My baby Yuki always seems to stare at me when i would be playing my laptop on my bed. IT SCARES ME... :shock:


----------



## MistersMom (Aug 9, 2011)

Mine watch me when i walk into the kitchen...not the females though they dont care.....they are a bit snobby haha


----------



## BeautifulBetta14 (Jan 29, 2012)

ha ha. Yuki always seems to freak me out though because my boy Senshi stares at me alot but he isn't scary when he does it. Odd...


----------



## xjenuhfur (Jan 30, 2012)

Rosso1011 said:


> I think he's probably just looking at you like what are those things? I've never seen those before. My cories will sometimes look at me while I'm getting dressed. My betta is housed in my study. The cories and tetras are in the bedroom.

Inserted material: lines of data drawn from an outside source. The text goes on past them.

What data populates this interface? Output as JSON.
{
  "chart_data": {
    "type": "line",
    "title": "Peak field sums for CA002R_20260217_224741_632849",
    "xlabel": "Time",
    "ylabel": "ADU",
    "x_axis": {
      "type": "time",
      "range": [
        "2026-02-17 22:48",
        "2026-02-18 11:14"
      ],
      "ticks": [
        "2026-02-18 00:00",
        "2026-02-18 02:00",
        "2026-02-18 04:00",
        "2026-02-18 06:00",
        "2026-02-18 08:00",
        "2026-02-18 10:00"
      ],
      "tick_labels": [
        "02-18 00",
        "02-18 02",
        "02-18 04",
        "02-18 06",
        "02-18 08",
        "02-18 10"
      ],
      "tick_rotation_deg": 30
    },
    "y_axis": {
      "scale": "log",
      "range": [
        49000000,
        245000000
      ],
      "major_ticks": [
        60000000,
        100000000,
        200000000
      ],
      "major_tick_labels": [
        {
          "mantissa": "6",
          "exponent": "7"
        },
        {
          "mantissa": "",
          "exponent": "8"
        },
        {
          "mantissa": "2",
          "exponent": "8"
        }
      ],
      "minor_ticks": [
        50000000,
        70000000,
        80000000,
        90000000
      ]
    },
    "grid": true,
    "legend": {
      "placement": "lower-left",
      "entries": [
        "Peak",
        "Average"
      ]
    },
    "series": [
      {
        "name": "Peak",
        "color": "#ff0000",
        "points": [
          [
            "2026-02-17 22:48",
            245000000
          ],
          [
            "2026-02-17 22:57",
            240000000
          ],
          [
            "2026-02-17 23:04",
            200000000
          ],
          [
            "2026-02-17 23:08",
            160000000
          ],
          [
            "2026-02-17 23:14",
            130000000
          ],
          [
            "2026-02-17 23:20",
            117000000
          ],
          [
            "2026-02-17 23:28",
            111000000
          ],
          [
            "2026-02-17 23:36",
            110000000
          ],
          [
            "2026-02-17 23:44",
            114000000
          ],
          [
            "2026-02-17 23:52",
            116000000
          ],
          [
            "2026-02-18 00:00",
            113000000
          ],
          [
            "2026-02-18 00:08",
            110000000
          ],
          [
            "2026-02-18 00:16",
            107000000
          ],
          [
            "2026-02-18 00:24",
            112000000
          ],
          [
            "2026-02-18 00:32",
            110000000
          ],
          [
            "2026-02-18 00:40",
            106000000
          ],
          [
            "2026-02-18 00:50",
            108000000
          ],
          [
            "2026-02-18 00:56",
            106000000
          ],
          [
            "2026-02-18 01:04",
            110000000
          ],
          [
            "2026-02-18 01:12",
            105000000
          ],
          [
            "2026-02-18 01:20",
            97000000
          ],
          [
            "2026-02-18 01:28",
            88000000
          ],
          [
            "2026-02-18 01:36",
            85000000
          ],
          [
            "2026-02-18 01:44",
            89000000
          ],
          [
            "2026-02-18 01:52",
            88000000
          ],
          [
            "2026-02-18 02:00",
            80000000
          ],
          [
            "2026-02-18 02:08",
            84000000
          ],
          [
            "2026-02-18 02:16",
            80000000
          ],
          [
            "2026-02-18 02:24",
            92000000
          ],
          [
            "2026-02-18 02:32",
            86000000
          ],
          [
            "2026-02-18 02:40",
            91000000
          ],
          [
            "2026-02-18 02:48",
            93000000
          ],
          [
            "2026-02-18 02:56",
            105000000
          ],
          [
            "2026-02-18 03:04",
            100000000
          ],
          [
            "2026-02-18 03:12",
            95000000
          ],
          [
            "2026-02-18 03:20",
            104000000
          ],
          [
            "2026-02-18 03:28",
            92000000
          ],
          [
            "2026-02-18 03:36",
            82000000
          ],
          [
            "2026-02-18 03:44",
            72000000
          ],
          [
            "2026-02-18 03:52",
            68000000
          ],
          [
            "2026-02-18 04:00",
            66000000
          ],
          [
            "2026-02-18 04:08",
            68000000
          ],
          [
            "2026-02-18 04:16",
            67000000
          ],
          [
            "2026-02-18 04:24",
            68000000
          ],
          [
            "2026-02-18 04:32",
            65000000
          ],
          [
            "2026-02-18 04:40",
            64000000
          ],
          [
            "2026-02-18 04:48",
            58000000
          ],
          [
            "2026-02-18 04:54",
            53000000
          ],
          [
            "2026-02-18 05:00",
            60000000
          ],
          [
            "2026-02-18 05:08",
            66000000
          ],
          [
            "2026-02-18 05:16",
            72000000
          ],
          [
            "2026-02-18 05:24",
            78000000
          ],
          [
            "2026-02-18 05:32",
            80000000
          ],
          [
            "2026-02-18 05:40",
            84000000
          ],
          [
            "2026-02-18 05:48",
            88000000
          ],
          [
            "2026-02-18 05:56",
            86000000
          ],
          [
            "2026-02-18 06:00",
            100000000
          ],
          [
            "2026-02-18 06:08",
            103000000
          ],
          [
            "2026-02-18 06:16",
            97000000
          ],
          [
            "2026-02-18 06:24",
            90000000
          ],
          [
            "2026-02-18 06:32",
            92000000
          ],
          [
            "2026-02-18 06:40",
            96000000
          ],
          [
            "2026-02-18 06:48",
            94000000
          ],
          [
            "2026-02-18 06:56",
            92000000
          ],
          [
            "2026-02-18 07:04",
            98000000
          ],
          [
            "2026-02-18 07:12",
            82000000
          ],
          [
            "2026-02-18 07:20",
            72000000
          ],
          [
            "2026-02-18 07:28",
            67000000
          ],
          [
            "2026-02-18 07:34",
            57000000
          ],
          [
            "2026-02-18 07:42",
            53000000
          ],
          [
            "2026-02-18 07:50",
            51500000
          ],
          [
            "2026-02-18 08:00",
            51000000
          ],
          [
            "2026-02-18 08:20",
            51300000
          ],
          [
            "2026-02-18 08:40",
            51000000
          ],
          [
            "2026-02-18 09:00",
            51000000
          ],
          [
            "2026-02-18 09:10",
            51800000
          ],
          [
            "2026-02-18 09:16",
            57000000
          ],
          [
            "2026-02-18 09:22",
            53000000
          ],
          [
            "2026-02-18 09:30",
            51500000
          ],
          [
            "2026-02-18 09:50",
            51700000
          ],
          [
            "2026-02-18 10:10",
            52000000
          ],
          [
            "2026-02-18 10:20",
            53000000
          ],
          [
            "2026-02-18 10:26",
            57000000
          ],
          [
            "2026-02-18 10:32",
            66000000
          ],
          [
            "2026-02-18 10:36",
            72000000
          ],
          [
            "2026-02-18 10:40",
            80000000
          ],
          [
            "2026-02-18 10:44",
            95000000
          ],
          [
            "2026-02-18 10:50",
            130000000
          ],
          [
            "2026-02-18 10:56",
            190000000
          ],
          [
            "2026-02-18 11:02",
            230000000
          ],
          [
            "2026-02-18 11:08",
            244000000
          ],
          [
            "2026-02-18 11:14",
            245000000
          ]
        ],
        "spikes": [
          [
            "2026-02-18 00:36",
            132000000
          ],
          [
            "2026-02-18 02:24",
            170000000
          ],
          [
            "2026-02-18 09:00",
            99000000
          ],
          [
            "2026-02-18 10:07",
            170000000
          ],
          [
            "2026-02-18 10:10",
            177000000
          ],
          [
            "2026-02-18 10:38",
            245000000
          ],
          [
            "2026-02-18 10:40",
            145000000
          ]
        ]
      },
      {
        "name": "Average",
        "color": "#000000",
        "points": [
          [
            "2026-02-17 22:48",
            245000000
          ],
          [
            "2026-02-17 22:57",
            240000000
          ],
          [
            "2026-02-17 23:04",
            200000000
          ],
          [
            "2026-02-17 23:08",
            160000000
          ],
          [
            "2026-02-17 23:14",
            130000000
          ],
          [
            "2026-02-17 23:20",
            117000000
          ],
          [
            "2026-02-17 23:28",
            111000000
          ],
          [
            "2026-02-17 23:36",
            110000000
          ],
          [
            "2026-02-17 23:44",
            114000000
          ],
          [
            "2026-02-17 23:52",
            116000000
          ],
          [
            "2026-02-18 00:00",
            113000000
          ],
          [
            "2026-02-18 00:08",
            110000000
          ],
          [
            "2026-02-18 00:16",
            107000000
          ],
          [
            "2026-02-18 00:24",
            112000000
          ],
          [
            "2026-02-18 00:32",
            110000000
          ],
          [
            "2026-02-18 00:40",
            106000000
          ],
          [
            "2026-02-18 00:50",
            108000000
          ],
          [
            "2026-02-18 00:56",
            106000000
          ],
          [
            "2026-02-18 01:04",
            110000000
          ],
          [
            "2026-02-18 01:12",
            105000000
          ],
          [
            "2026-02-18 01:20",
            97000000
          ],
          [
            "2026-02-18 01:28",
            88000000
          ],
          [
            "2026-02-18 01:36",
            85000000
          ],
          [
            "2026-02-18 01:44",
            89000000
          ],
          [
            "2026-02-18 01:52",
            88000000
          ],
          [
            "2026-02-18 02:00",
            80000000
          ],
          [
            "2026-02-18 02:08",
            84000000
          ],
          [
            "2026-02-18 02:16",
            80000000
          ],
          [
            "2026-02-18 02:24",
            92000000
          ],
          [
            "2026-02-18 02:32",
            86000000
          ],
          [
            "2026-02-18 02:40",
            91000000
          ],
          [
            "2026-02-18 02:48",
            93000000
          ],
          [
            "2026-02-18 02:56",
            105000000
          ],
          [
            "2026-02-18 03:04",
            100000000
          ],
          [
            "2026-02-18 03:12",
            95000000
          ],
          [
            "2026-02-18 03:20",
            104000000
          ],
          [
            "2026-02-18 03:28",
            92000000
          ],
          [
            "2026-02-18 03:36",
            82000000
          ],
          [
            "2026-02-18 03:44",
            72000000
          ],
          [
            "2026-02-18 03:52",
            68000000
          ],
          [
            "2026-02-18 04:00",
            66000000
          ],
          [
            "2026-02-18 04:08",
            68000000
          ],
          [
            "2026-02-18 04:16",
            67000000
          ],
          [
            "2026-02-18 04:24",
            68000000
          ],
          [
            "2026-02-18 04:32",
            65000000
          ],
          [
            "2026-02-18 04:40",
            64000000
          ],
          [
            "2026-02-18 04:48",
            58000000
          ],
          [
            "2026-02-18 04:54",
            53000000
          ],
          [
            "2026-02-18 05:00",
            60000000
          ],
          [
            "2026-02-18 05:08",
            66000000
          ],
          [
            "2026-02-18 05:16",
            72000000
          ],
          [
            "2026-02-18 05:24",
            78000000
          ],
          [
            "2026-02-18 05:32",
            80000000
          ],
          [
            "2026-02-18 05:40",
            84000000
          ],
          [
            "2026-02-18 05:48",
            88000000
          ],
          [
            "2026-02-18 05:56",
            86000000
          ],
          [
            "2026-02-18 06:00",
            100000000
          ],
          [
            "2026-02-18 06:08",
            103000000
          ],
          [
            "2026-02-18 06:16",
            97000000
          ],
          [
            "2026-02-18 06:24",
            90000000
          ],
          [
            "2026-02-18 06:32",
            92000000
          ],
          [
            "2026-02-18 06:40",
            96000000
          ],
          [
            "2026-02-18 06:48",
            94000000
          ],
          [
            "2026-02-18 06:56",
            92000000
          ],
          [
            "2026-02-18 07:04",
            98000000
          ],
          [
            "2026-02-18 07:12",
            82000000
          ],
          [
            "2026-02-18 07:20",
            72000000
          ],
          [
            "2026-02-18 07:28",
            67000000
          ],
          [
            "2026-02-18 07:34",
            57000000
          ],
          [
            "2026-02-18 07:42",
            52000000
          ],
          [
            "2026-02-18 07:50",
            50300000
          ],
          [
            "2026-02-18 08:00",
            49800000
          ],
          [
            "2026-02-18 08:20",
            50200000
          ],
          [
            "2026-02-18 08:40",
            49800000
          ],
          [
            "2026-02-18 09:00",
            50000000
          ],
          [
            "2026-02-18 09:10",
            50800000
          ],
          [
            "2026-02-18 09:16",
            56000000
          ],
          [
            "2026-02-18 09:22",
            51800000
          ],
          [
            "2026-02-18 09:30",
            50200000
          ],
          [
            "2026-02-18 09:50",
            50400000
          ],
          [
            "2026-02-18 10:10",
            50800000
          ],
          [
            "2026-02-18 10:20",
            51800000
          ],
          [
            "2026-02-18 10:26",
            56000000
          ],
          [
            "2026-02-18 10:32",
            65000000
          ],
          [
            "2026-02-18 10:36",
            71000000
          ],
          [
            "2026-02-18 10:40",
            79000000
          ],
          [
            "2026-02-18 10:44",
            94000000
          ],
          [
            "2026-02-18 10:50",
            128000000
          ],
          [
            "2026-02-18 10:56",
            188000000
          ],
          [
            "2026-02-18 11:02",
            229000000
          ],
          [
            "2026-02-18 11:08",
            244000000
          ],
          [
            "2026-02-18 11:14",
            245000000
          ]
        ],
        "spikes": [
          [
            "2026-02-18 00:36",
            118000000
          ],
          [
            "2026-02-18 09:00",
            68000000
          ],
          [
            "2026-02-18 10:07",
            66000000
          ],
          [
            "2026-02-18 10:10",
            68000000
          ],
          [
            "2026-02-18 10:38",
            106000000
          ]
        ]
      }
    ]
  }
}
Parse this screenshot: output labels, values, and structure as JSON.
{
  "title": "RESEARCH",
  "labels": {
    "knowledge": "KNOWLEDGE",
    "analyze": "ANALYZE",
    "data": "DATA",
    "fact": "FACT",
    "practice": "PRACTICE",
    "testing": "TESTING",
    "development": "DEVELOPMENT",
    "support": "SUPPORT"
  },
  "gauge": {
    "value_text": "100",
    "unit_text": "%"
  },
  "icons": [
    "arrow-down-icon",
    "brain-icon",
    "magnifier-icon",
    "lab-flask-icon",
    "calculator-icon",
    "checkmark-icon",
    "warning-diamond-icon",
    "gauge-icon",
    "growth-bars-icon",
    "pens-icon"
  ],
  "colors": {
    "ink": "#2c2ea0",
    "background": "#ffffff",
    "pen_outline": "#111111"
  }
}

Yeah I'm in a dorm so he's always in my room. He's a good study buddy.


----------



## Rosso1011 (Nov 13, 2011)

xjenuhfur said:


> Yeah I'm in a dorm so he's always in my room. He's a good study buddy.


Bettas are definitely good study buddies.  Having him in my study gives me a tranquil environment to work on homework and other stuff.


----------



## StarBetta (Aug 5, 2011)

my new boy Captain America would stare at me when im not looking then when i look he turns around like he's saying "la la la im not watching you la la la!"


----------



## Silverfang (Mar 25, 2011)

I enter the room and at least half the girls press their faces against the glass doing the feeeeeeed me dance


----------



## neonlights (Jan 25, 2012)

Silverfang said:


> I enter the room and at least half the girls press their faces against the glass doing the feeeeeeed me dance


aww thats cute


----------



## Silverfang (Mar 25, 2011)

it's cute, my newest girl is watching me.. or something shiny... or perhaps my boys in the 10 gal. The boy closest to her is watching her... and stopping and going flare mad then back to his giant nest. Hmmm... perhaps I'm giving him the wrong idea


----------



## BeautifulBetta14 (Jan 29, 2012)

Silverfang said:


> I enter the room and at least half the girls press their faces against the glass doing the feeeeeeed me dance


That is exactly what Yuki does when i look at her most the time it like don't you like to explore your tank for once you already kissed the glass before!! Lol:-D 

-BettaBeautiful14

MY BETTAS
Yuki (Female)
Samera (Female)
Senshi (Male)
PAST AWAY
Sushi (Male)


----------



## HayrideHaunter (Dec 20, 2010)

xjenuhfur said:


> Yeah I'm in a dorm so he's always in my room. He's a good study buddy.


My Emmybutt is a fantastic study buddy! He sits on my desk while I do homework and dances about, but when I turn to look at him he stops and stares...every few minutes he'll wiggle his little butt then continue staring. He;s a massive beggar though...I was sitting on my bed across the room the other day and for (no exaggeration) 5-6 minutes he just stared unmovingly at the place where I drop his food. I caved after that and gave him a couple bloodworms haha...it was so darn cute.

But yeah Emanon watches me walk around the room, flips out when I open my dorm door ("YOURE BACK WHOOHOO FINALLY YAYYYY food?") And will swim around aimlessly until I move, when I move he watches me constantly. I could sit on my bed for an hour and he won't pay attention, the second I so much as shift my weight, he turns and watches. Its adorable.


----------



## EmmaliLucia (Nov 8, 2011)

Sputnik is on my night-table. Some nights I don't sleep in my room so when I come in in the morning he freaks out like "WHERE WERE YOU?!?!??!?"


----------